When people couldn’t access mobile internet, they spent more time socializing in person, exercising, and being in nature. They reported increased social connectedness, better self-control, and improved sleep quality. In other words, blocking the technology freed participants to engage in activities that actually promote well-being.
This isn’t an isolated finding.
Research increasingly documents smartphone addiction rates between 29% and 85% among young adults, with direct links to depression and anxiety. A World Bank analysis found that life satisfaction among 15-year-olds in middle-income countries dropped nearly a full point between 2015 and 2022, the exact period of rapid smartphone adoption.
We need to acknowledge what many in our field refuse to say: smartphones may be making the people we serve less happy, less focused, and less mentally healthy.
Our Community’s Blind Spot
How did we get here?
I believe it’s because we’ve fallen victim to what my colleague Patrick Meier called our completely wrong assumptions about technology use in the developing world. We assumed that because smartphones offer obvious benefits, more smartphone access automatically equals better outcomes.
But this logic ignores basic human psychology.

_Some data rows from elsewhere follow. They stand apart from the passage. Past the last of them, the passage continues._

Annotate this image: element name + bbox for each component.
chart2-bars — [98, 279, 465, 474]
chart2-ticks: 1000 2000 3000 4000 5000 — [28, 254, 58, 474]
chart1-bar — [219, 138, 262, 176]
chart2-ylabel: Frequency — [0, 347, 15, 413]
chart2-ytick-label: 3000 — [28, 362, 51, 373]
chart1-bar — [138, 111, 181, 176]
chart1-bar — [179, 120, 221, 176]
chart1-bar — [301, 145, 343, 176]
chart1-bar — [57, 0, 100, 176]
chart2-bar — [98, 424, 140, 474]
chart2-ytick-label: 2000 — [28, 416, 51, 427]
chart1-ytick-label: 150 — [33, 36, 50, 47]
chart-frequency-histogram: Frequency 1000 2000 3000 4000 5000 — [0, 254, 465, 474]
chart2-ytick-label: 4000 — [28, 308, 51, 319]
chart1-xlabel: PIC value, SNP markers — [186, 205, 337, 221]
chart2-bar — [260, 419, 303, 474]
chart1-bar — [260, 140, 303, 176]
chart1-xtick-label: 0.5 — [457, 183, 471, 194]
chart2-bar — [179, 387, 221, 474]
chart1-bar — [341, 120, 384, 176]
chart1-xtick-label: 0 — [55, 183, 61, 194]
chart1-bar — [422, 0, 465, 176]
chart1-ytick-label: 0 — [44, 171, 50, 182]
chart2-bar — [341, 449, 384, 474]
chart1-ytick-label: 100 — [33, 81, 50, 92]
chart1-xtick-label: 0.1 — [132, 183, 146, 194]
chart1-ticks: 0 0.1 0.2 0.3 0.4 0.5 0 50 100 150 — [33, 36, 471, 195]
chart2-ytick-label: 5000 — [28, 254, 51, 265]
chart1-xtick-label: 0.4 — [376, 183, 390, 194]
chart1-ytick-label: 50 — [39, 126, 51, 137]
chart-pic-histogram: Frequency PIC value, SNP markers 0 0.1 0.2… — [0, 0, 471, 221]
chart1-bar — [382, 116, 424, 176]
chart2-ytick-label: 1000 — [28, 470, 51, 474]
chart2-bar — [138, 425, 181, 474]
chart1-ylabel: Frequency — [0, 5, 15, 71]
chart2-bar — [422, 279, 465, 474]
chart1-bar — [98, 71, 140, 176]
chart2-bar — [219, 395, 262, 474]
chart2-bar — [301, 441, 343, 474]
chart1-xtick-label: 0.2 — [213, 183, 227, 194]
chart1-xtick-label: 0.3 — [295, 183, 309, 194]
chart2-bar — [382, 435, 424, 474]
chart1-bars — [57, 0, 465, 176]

As the researchers note, humans evolved in environments where information, entertainment, and social contact were scarce. Our brains struggle to self-regulate when these stimuli are constantly available. The very features that make smartphones powerful, can hijack attention and undermine well-being.
This connects to what Kentaro Toyama identified as one of the 10 common ICT4D myths: the belief that technology automatically improves lives. As Toyama noted, “Having the treadmill won’t make you athletic.” Simply providing smartphones doesn’t guarantee positive outcomes. It may actually create negative ones.
Feature Phone Alternative
We’ve been so focused on smartphones that we’ve dismissed alternatives that might serve people better. The feature phone is not yet dead in African countries. Maybe that’s a good thing.
Feature phones provide essential services without the addictive design patterns of smartphones. They offer connection without constant distraction, functionality without the psychological costs. Yet our sector consistently treats feature phones as inferior rather than potentially superior for many users’ well-being.
The researchers validate this approach by specifically blocking mobile internet while preserving voice and text functionality. Participants maintained essential communication while avoiding the mental health costs of constant connectivity. This is essentially what feature phones provide by design.
The Real Digital Divide
The most profound digital divide may not be between those with and without smartphones, but between those who control their technology use and those controlled by it. Our role as development professionals should be helping communities navigate this challenge thoughtfully, not simply maximizing device adoption.
The research offers a clear message: constant connectivity is not a prerequisite for human flourishing. It may actually undermine it. In our rush to connect everyone to everything, we may have lost sight of what connection actually means.
It’s time to admit that more smartphones doesn’t automatically mean more development. Sometimes the most powerful intervention is knowing when to disconnect.